How do you deal with stupid people in your life?

That largely my view as well.

First, consider the significant percentage* of the human population that encompass the gleefully malignant, the enthusiasts of recreational violence and all the energetic spite merchants of the world. Plain old ignorance is a refreshing trait IMHO. The ignorant can be helpful and often entertaining. Just don’t let them drag you down by playing their game. They’re better at it than you.

  • I want to say majority of the population here but lets not quibble over numbers. They’re out there.

I avoid them as much as is possible. “Dumber than dogshit and proud of it” is becoming the new normal and the law of the land. Nothing I can do to change it.

Big differences between stupid, ignorant, and willfully ignorant.

Everyone is stupid about something. I have dyscalculia and can’t understand anything that has a number in it. Some folks cannot for the life of them figure out how to spell, their minds just don’t work with language well. Mostly you figure out how to work around your areas of blankness.

Everyone is ignorant about something – most things, if you look closely. There are things you are trying to learn, things you aren’t bothering to learn, and things you know enough of to get along with. Everyone is like that.

Then there are the willfully ignorant. They insist that their answer is the right one against mountains of evidence, because it fits with a feeling they have about the world. I have a brother-in-law with a PhD in chemistry and no shortage of opportunities to learn. But he is so welded to his belief that he is much smarter than anyone else that there is not a hairline crack where new knowledge could get in. He’s not stupid exactly but he sure is one irritating sumbitch. The kind of person who even if you are an expert in something, will smugly insist he is right about your field of expertise and you are wrong.

Indeed. There’s stupidity, and there’s stupidity. I only live among highly educated people, and I am sometimes horrified to come across blatant racism or pseudoscience.

Plus, one’s stupidity typically comes in conjunction with other elements that everyone should be wary about when they want to make friends.

I can’t believe how stupid I was when I myself was a child or teenager. To a certain extent, my entire evolution can be regarded as an effort to extract myself from my own stupidity and the harm that other people’s stupidity could inflict on my person.

Now that I think about it, I understand that I have developed a strategy. There is a mental manual consisting of simple instructions that help me sift through population so that I can select only the individuals I really want to deal with. It is a simple method of judging people way before you get to know them well enough to be able to judge them.

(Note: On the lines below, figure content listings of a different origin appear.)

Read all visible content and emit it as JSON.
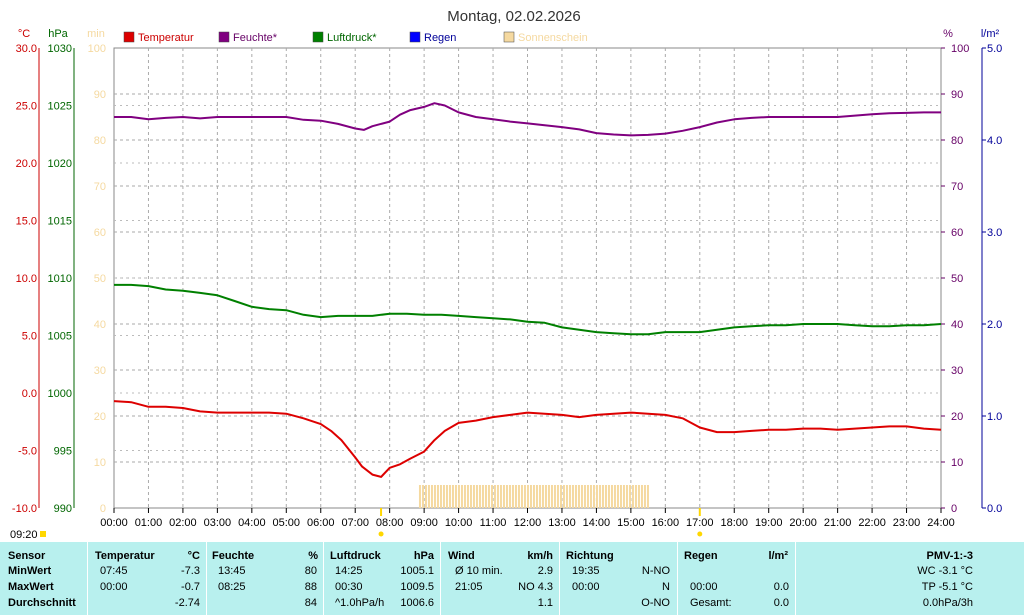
{
  "chart_data": {
    "type": "line",
    "title": "Montag, 02.02.2026",
    "x_unit": "hours",
    "x_ticks": [
      "00:00",
      "01:00",
      "02:00",
      "03:00",
      "04:00",
      "05:00",
      "06:00",
      "07:00",
      "08:00",
      "09:00",
      "10:00",
      "11:00",
      "12:00",
      "13:00",
      "14:00",
      "15:00",
      "16:00",
      "17:00",
      "18:00",
      "19:00",
      "20:00",
      "21:00",
      "22:00",
      "23:00",
      "24:00"
    ],
    "xlim": [
      0,
      24
    ],
    "axes": {
      "temp": {
        "unit": "°C",
        "ticks": [
          "30.0",
          "25.0",
          "20.0",
          "15.0",
          "10.0",
          "5.0",
          "0.0",
          "-5.0",
          "-10.0"
        ],
        "ylim": [
          -10,
          30
        ],
        "color": "#cc0000"
      },
      "press": {
        "unit": "hPa",
        "ticks": [
          "1030",
          "1025",
          "1020",
          "1015",
          "1010",
          "1005",
          "1000",
          "995",
          "990"
        ],
        "ylim": [
          990,
          1030
        ],
        "color": "#006600"
      },
      "sun": {
        "unit": "min",
        "ticks": [
          "100",
          "90",
          "80",
          "70",
          "60",
          "50",
          "40",
          "30",
          "20",
          "10",
          "0"
        ],
        "ylim": [
          0,
          100
        ],
        "color": "#f5d9a0"
      },
      "hum": {
        "unit": "%",
        "ticks": [
          "100",
          "90",
          "80",
          "70",
          "60",
          "50",
          "40",
          "30",
          "20",
          "10",
          "0"
        ],
        "ylim": [
          0,
          100
        ],
        "color": "#660066"
      },
      "rain": {
        "unit": "l/m²",
        "ticks": [
          "5.0",
          "4.0",
          "3.0",
          "2.0",
          "1.0",
          "0.0"
        ],
        "ylim": [
          0,
          5
        ],
        "color": "#000099"
      }
    },
    "legend": [
      {
        "name": "Temperatur",
        "color": "#dd0000",
        "text_color": "#cc0000"
      },
      {
        "name": "Feuchte*",
        "color": "#800080",
        "text_color": "#660066"
      },
      {
        "name": "Luftdruck*",
        "color": "#008000",
        "text_color": "#006600"
      },
      {
        "name": "Regen",
        "color": "#0000ff",
        "text_color": "#000099"
      },
      {
        "name": "Sonnenschein",
        "color": "#f5d9a0",
        "text_color": "#f5d9a0"
      }
    ],
    "series": [
      {
        "name": "Temperatur",
        "axis": "temp",
        "color": "#dd0000",
        "x": [
          0,
          0.5,
          1,
          1.5,
          2,
          2.5,
          3,
          3.5,
          4,
          4.5,
          5,
          5.5,
          6,
          6.3,
          6.6,
          7,
          7.2,
          7.5,
          7.75,
          8,
          8.3,
          8.6,
          9,
          9.3,
          9.6,
          10,
          10.5,
          11,
          11.5,
          12,
          12.5,
          13,
          13.5,
          14,
          14.5,
          15,
          15.5,
          16,
          16.5,
          17,
          17.5,
          18,
          18.5,
          19,
          19.5,
          20,
          20.5,
          21,
          21.5,
          22,
          22.5,
          23,
          23.5,
          24
        ],
        "values": [
          -0.7,
          -0.8,
          -1.2,
          -1.2,
          -1.3,
          -1.6,
          -1.7,
          -1.7,
          -1.7,
          -1.7,
          -1.8,
          -2.2,
          -2.7,
          -3.3,
          -4.1,
          -5.6,
          -6.4,
          -7.1,
          -7.3,
          -6.5,
          -6.2,
          -5.7,
          -5.1,
          -4.1,
          -3.3,
          -2.6,
          -2.4,
          -2.1,
          -1.9,
          -1.7,
          -1.8,
          -1.9,
          -2.1,
          -1.9,
          -1.8,
          -1.7,
          -1.8,
          -1.9,
          -2.2,
          -3.0,
          -3.4,
          -3.4,
          -3.3,
          -3.2,
          -3.2,
          -3.1,
          -3.1,
          -3.2,
          -3.1,
          -3.0,
          -2.9,
          -2.9,
          -3.1,
          -3.2
        ]
      },
      {
        "name": "Feuchte*",
        "axis": "hum",
        "color": "#800080",
        "x": [
          0,
          0.5,
          1,
          1.5,
          2,
          2.5,
          3,
          3.5,
          4,
          4.5,
          5,
          5.5,
          6,
          6.5,
          7,
          7.25,
          7.5,
          8,
          8.3,
          8.6,
          9,
          9.3,
          9.6,
          10,
          10.5,
          11,
          11.5,
          12,
          12.5,
          13,
          13.5,
          14,
          14.5,
          15,
          15.5,
          16,
          16.5,
          17,
          17.5,
          18,
          18.5,
          19,
          19.5,
          20,
          20.5,
          21,
          21.5,
          22,
          22.5,
          23,
          23.5,
          24
        ],
        "values": [
          85,
          85,
          84.5,
          84.8,
          85,
          84.7,
          85,
          85,
          85,
          85,
          85,
          84.4,
          84.2,
          83.5,
          82.5,
          82.2,
          83,
          84,
          85.5,
          86.5,
          87.2,
          88,
          87.5,
          86,
          85,
          84.5,
          84,
          83.6,
          83.2,
          82.8,
          82.3,
          81.5,
          81.2,
          81,
          81.1,
          81.4,
          82,
          82.8,
          83.8,
          84.5,
          84.8,
          85,
          85,
          85,
          85,
          85,
          85.3,
          85.6,
          85.8,
          85.9,
          86,
          86
        ]
      },
      {
        "name": "Luftdruck*",
        "axis": "press",
        "color": "#008000",
        "x": [
          0,
          0.5,
          1,
          1.5,
          2,
          2.5,
          3,
          3.5,
          4,
          4.5,
          5,
          5.5,
          6,
          6.5,
          7,
          7.5,
          8,
          8.5,
          9,
          9.5,
          10,
          10.5,
          11,
          11.5,
          12,
          12.5,
          13,
          13.5,
          14,
          14.5,
          15,
          15.5,
          16,
          16.5,
          17,
          17.5,
          18,
          18.5,
          19,
          19.5,
          20,
          20.5,
          21,
          21.5,
          22,
          22.5,
          23,
          23.5,
          24
        ],
        "values": [
          1009.4,
          1009.4,
          1009.3,
          1009.0,
          1008.9,
          1008.7,
          1008.5,
          1008.0,
          1007.5,
          1007.3,
          1007.2,
          1006.8,
          1006.6,
          1006.7,
          1006.7,
          1006.7,
          1006.9,
          1006.9,
          1006.8,
          1006.8,
          1006.7,
          1006.6,
          1006.5,
          1006.4,
          1006.2,
          1006.1,
          1005.7,
          1005.5,
          1005.3,
          1005.2,
          1005.1,
          1005.1,
          1005.3,
          1005.3,
          1005.3,
          1005.5,
          1005.7,
          1005.8,
          1005.9,
          1005.9,
          1006.0,
          1006.0,
          1006.0,
          1005.9,
          1005.8,
          1005.8,
          1005.9,
          1005.9,
          1006.0
        ]
      },
      {
        "name": "Sonnenschein",
        "axis": "sun",
        "color": "#f5d9a0",
        "type": "bar",
        "x_range": [
          8.85,
          15.55
        ],
        "values": [
          5
        ]
      }
    ],
    "markers": [
      {
        "x": 7.75,
        "color": "#ffd700"
      },
      {
        "x": 17.0,
        "color": "#ffd700"
      }
    ],
    "grid": true,
    "time_label": "09:20"
  },
  "table": {
    "headers": {
      "sensor": "Sensor",
      "temp": "Temperatur",
      "temp_unit": "°C",
      "hum": "Feuchte",
      "hum_unit": "%",
      "press": "Luftdruck",
      "press_unit": "hPa",
      "wind": "Wind",
      "wind_unit": "km/h",
      "dir": "Richtung",
      "rain": "Regen",
      "rain_unit": "l/m²",
      "pmv": "PMV-1:-3"
    },
    "rows": [
      {
        "label": "MinWert",
        "temp_t": "07:45",
        "temp_v": "-7.3",
        "hum_t": "13:45",
        "hum_v": "80",
        "press_t": "14:25",
        "press_v": "1005.1",
        "wind_t": "Ø 10 min.",
        "wind_v": "2.9",
        "dir_t": "19:35",
        "dir_v": "N-NO",
        "rain_t": "",
        "rain_v": "",
        "pmv": "WC -3.1 °C"
      },
      {
        "label": "MaxWert",
        "temp_t": "00:00",
        "temp_v": "-0.7",
        "hum_t": "08:25",
        "hum_v": "88",
        "press_t": "00:30",
        "press_v": "1009.5",
        "wind_t": "21:05",
        "wind_v": "NO 4.3",
        "dir_t": "00:00",
        "dir_v": "N",
        "rain_t": "00:00",
        "rain_v": "0.0",
        "pmv": "TP -5.1 °C"
      },
      {
        "label": "Durchschnitt",
        "temp_t": "",
        "temp_v": "-2.74",
        "hum_t": "",
        "hum_v": "84",
        "press_t": "^1.0hPa/h",
        "press_v": "1006.6",
        "wind_t": "",
        "wind_v": "1.1",
        "dir_t": "",
        "dir_v": "O-NO",
        "rain_t": "Gesamt:",
        "rain_v": "0.0",
        "pmv": "0.0hPa/3h"
      }
    ]
  }
}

I’m sure it’s not my invention. We all must use similar abstract guidebooks that help us tell the wheat from the chaff, only the sets of instructions are different. Every set of instructions includes subsets as well suggesting you, for example, who to hang out with or who to avoid. I don’t want to split hairs right now, so I will only refer briefly to the subset that helps me decide who I should avoid - because that’s what the OP is about: how do I deal with stupid people in my life. I can successfully steer clear of stupidity by not making friends with people who, for example:

  • believe they’re always right;
  • fail to keep their promises;
  • blame others for their failures;
    etc.

These instructions may appear not to be connected with stupidity, but I think they are.